Record stores, video stores and retail have all felt the effects of disruptive technology as mobile devices forever changed the landscape of the customer experience.

The same thing is happening in the commercial real estate industry.

Kane Willmott (above), CEO of Toronto-based iQ office Suites addressed members of NAIOP Upstate New York in Buffalo on Jan. 23, talking about the emerging trend of coworking, which provides a shared workplace.  These products were often intended for independent contractors, but many large corporations are also adopting the concept.  iQ Office provides a customized shared office rental solution.

“The iPhone changed everything,” he said. “It has had two effects:  it untethered us from traditional ways of viewing products and services and how we receive them. It also reduced friction in the buying process. The companies that got in early have been substantially rewarded.”

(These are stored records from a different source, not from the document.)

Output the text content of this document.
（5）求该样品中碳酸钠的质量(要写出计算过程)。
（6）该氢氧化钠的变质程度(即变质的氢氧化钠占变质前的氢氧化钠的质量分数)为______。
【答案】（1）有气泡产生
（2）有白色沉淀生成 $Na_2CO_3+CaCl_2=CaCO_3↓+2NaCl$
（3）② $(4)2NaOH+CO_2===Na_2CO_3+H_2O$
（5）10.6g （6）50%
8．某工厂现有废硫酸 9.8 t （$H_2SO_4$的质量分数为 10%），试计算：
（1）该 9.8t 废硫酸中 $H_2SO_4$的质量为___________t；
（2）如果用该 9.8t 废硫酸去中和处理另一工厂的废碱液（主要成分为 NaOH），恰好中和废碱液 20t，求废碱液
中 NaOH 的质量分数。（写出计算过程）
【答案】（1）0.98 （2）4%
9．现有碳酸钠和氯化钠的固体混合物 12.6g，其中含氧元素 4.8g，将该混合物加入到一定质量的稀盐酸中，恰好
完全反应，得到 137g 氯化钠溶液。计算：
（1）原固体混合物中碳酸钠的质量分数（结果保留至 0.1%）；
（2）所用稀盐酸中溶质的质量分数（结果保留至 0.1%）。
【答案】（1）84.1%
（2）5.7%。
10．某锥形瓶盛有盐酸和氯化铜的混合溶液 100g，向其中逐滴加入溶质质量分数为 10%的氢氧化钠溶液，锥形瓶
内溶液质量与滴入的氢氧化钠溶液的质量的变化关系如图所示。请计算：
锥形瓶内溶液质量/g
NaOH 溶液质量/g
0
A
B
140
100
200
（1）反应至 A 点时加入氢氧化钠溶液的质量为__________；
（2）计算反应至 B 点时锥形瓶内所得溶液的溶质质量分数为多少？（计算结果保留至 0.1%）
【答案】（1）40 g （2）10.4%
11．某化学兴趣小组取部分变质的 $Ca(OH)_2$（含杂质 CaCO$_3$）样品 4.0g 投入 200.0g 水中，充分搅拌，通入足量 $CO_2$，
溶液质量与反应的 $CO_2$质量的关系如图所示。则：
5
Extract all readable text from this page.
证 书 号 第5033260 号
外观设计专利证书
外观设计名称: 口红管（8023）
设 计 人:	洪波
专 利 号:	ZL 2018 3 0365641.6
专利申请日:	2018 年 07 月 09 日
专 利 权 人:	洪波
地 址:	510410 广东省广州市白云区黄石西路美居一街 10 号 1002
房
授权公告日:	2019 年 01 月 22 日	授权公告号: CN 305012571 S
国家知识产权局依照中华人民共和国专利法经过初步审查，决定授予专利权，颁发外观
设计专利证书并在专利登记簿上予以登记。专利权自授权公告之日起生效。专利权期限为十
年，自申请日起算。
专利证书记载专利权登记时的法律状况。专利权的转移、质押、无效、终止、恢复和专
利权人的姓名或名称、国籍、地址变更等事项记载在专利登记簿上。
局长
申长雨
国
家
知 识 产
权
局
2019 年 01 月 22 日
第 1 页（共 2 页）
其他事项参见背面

Willmott pointed to Apple, Netflix and Uber as companies that and digitized the marketplace. 

WeWork, with a $20 billion valuation, is doing the same thing in the office place.  Ironically, WeWork’s landlord, Boston Properties, a publicly-traded company, has a valuation just one-third of WeWork’s.

“Office leasing was very much a product,” Willmott said. “Coworking has untethered the tenant from a traditional lease and from the security deposits.  WeWork has presented leasing as a service.”

He sees new wave of growth coming from companies large and small.

A majority of potential coworking clients are microbusinesses, enterprises with fewer than five companies, including the owner, which represented 92 percent of all U.S. businesses, translating into 26 million jobs according to the Association for Enterprise Opportunity.  

“More and more Fortune 500 companies are coming in and using our spaces: short term, long term and for meetings. They are seeing this as an alternative for their workspace solutions.  I think it will be very difficult for traditional landlords to compete with this space in the future,” he said.

Willmott predicts when the coworking market comes, it will come fast.  “If you don’t already offer coworking, you’re going to have to try to catch up,” he told developers.  “Those who have the infrastructure in place will be at an advantage.  This gives you access to small tenants and you can charge more when you don’t have to lock into a long-term contract.” 

Patrick Whelan, Executive Director, Niagara Global Tourism Institute, also spoke, addressing incubators and accelerators as alternatives to traditional office environments.

“The whole idea of coworking is flexibility,” he said.  “This has been commercialized and taken to another level by companies like WeWork.  I don’t think there are too many companies that are going to grow to a point they are going to sign a traditional lease.  There are hundreds of start-up companies in Buffalo and not many are signing traditional leases.”

Whelan said startups are scared to sign a lease, so now they are operating out of coworking spaces where there is flexibility, driving the market to more and more coworking solutions.

NAIOP Upstate New York president Bob Richardson, said it is insightful in the way the office market is evolving into more coworking solutions. “We have an opportunity in Buffalo to see what’s happening in other cities around the world and benefit from how that office market is changing and how we can apply some of those lessons.”